JAKARTA - Iran akan merespons undangan Presiden AS Donald Trump untuk berunding setelah kajian yang tepat. Bagi Iran, Washington tidak sesuai dengan tindakan dan kata-kata terkait upaya perundingan nuklir.
Pemimpin Tertinggi Iran Ayatollah Ali Khamenei dan Presiden Masoud Pezeshkian sebelumnya menolak surat dan seruan Trump untuk perundingan nuklir sebagai penipuan dan intimidasi.
Namun juru bicara Kementerian Luar Negeri Iran Esmaeil Baghaei mengatakan tanggapan diplomatik sedang disusun.
"Sejauh ini, kami tidak punya alasan untuk mempublikasikan surat (Trump).
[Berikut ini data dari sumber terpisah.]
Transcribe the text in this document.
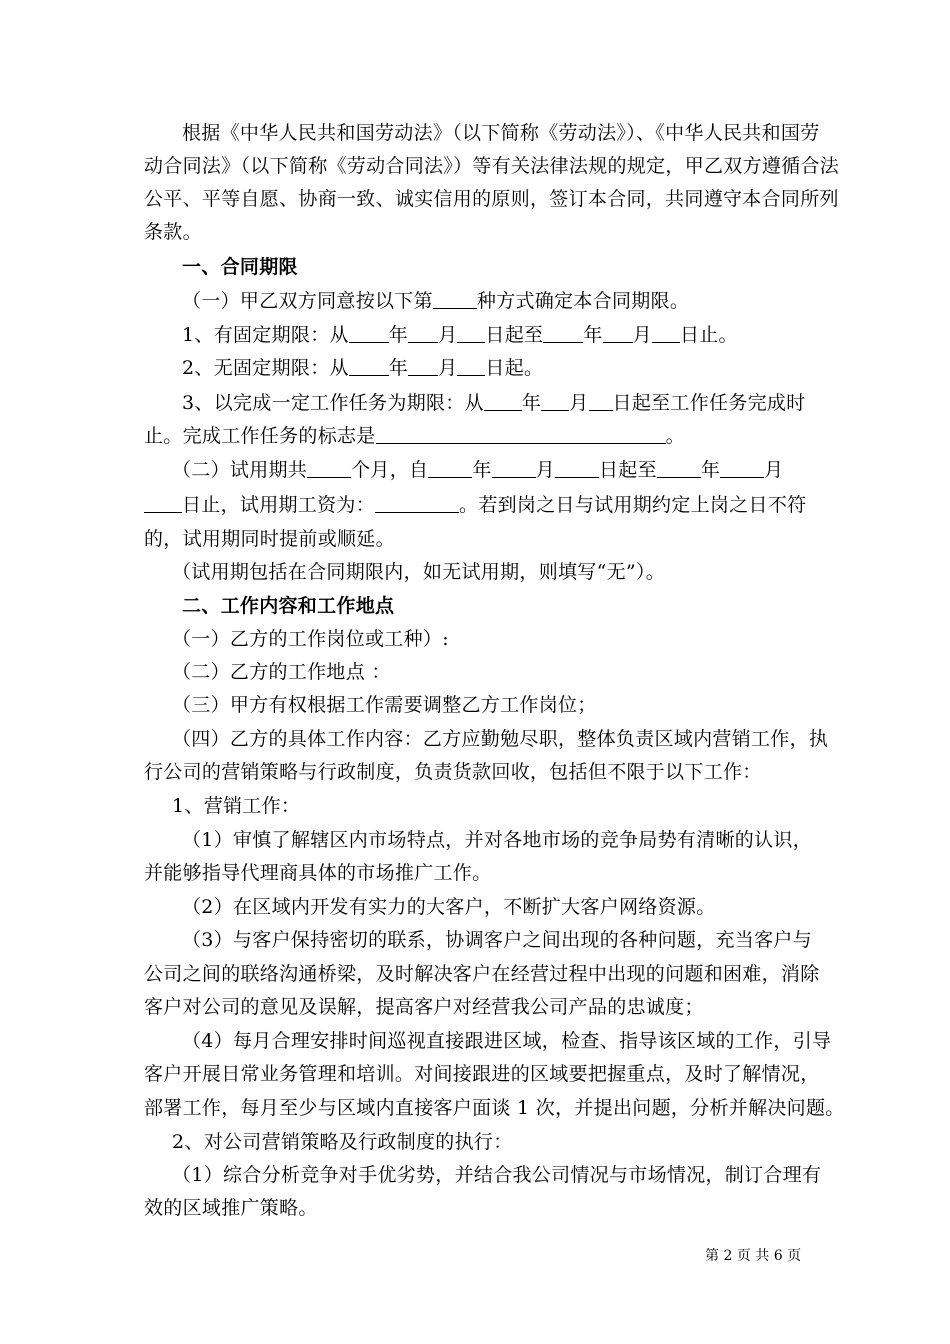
根据《中华人民共和国劳动法》（以下简称《劳动法》）、《中华人民共和国劳
动合同法》（以下简称《劳动合同法》）等有关法律法规的规定，甲乙双方遵循合法
公平、平等自愿、协商一致、诚实信用的原则，签订本合同，共同遵守本合同所列
条款。
一、合同期限
（一）甲乙双方同意按以下第 种方式确定本合同期限。
1、有固定期限：从 年 月 日起至 年 月 日止。
2、无固定期限：从 年 月 日起。
3、以完成一定工作任务为期限：从 年 月 日起至工作任务完成时
止。完成工作任务的标志是	。
（二）试用期共 个月，自 年 月 日起至 年 月
日止，试用期工资为：	。若到岗之日与试用期约定上岗之日不符
的，试用期同时提前或顺延。
（试用期包括在合同期限内，如无试用期，则填写“无”）。
二、工作内容和工作地点
（一）乙方的工作岗位或工种）:
（二）乙方的工作地点 ：
（三）甲方有权根据工作需要调整乙方工作岗位；
（四）乙方的具体工作内容：乙方应勤勉尽职，整体负责区域内营销工作，执
行公司的营销策略与行政制度，负责货款回收，包括但不限于以下工作：
1、营销工作：
（1）审慎了解辖区内市场特点，并对各地市场的竞争局势有清晰的认识，
并能够指导代理商具体的市场推广工作。
（2）在区域内开发有实力的大客户，不断扩大客户网络资源。
（3）与客户保持密切的联系，协调客户之间出现的各种问题，充当客户与
公司之间的联络沟通桥梁，及时解决客户在经营过程中出现的问题和困难，消除
客户对公司的意见及误解，提高客户对经营我公司产品的忠诚度；
（4）每月合理安排时间巡视直接跟进区域，检查、指导该区域的工作，引导
客户开展日常业务管理和培训。对间接跟进的区域要把握重点，及时了解情况，
部署工作，每月至少与区域内直接客户面谈 1 次，并提出问题，分析并解决问题。
2、对公司营销策略及行政制度的执行：
（1）综合分析竞争对手优劣势，并结合我公司情况与市场情况，制订合理有
效的区域推广策略。
第 2 页 共 6 页
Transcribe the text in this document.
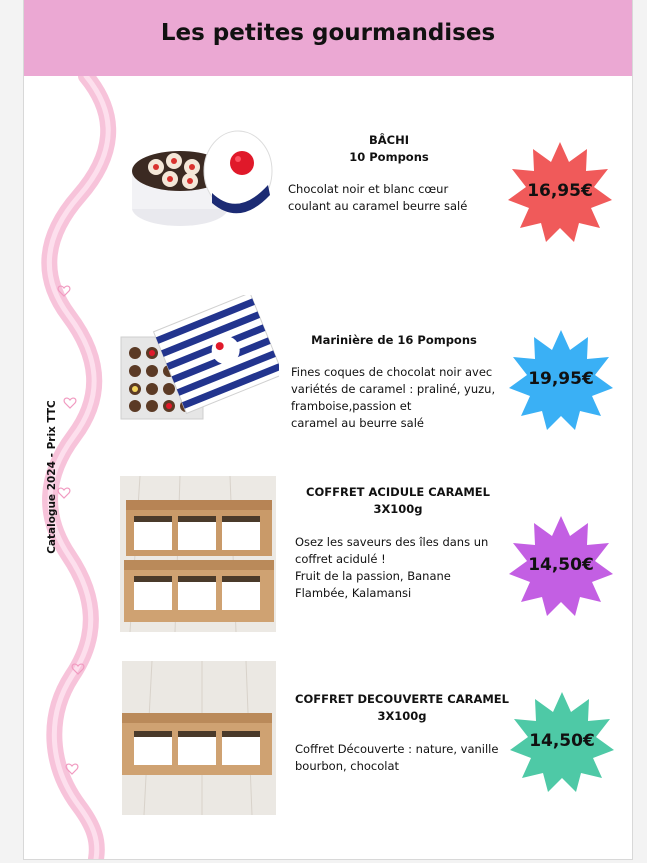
Les petites gourmandises
Catalogue 2024 - Prix TTC
BÂCHI
10 Pompons
Chocolat noir et blanc cœur
coulant au caramel beurre salé
16,95€
Marinière de 16 Pompons
Fines coques de chocolat noir avec
variétés de caramel : praliné, yuzu,
framboise,passion et
caramel au beurre salé
19,95€
COFFRET ACIDULE CARAMEL
3X100g
Osez les saveurs des îles dans un
coffret acidulé !
Fruit de la passion, Banane
Flambée, Kalamansi
14,50€
COFFRET DECOUVERTE CARAMEL
3X100g
Coffret Découverte : nature, vanille
bourbon, chocolat
14,50€
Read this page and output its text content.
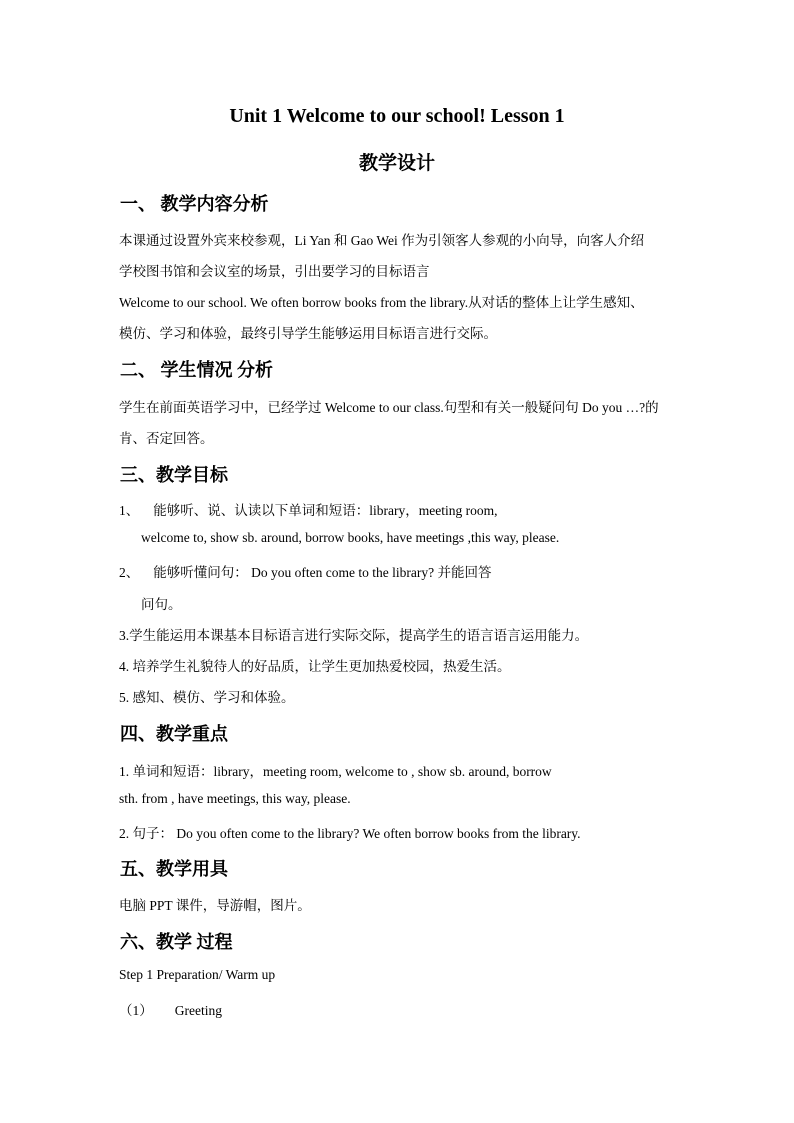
Unit 1 Welcome to our school! Lesson 1
教学设计
一、 教学内容分析
本课通过设置外宾来校参观，Li Yan 和 Gao Wei 作为引领客人参观的小向导，向客人介绍
学校图书馆和会议室的场景，引出要学习的目标语言
Welcome to our school. We often borrow books from the library.从对话的整体上让学生感知、
模仿、学习和体验，最终引导学生能够运用目标语言进行交际。
二、 学生情况 分析
学生在前面英语学习中，已经学过 Welcome to our class.句型和有关一般疑问句 Do you …?的
肯、否定回答。
三、教学目标
1、 能够听、说、认读以下单词和短语：library，meeting room,
welcome to, show sb. around, borrow books, have meetings ,this way, please.
2、 能够听懂问句： Do you often come to the library? 并能回答
问句。
3.学生能运用本课基本目标语言进行实际交际，提高学生的语言语言运用能力。
4. 培养学生礼貌待人的好品质，让学生更加热爱校园，热爱生活。
5. 感知、模仿、学习和体验。
四、教学重点
1. 单词和短语：library，meeting room, welcome to , show sb. around, borrow
sth. from , have meetings, this way, please.
2. 句子： Do you often come to the library? We often borrow books from the library.
五、教学用具
电脑 PPT 课件，导游帽，图片。
六、教学 过程
Step 1 Preparation/ Warm up
（1） Greeting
Tanggapan kami terhadap surat ini akan dilakukan melalui saluran yang tepat setelah pemeriksaan menyeluruh," kata Baghaei dilansir Reuters, Senin, 17 Maret.
Juru bicara Iran mencatat sinyal yang bertentangan dari Washington yang menyuarakan kesiapan untuk perundingan sementara juga menerapkan sanksi baru terhadap ekonomi Teheran.
"Negosiasi diplomatik memiliki etiket di mana masing-masing pihak harus mengakui kepentingan pihak lain dan, yang lebih penting, percaya pada pemenuhan komitmen mereka," sambung Baghaei.
"AS tidak menghormati hal itu dan menggunakan kemungkinan negosiasi sebagai alat propaganda dan politik,” tegas dia.
Pada masa jabatan pertamanya, Trump menarik AS dari kesepakatan tahun 2015 antara Iran dan negara-negara besar yang telah menetapkan batasan ketat pada aktivitas nuklirnya dengan imbalan keringanan sanksi.
Setelah Trump menarik diri pada tahun 2018 dan memberlakukan kembali sanksi, Iran melanggar dan jauh melampaui batasan tersebut dalam pengembangan program nuklirnya.
Negara-negara Barat menuduh Iran berupaya mendapatkan senjata nuklir dengan memperkaya uranium hingga kemurnian 60%, di atas apa yang mereka anggap dapat dibenarkan untuk program sipil.
Teheran mengatakan pengembangan program nuklirnya adalah untuk tujuan damai dan bahwa mereka menghormati komitmennya berdasarkan hukum internasional.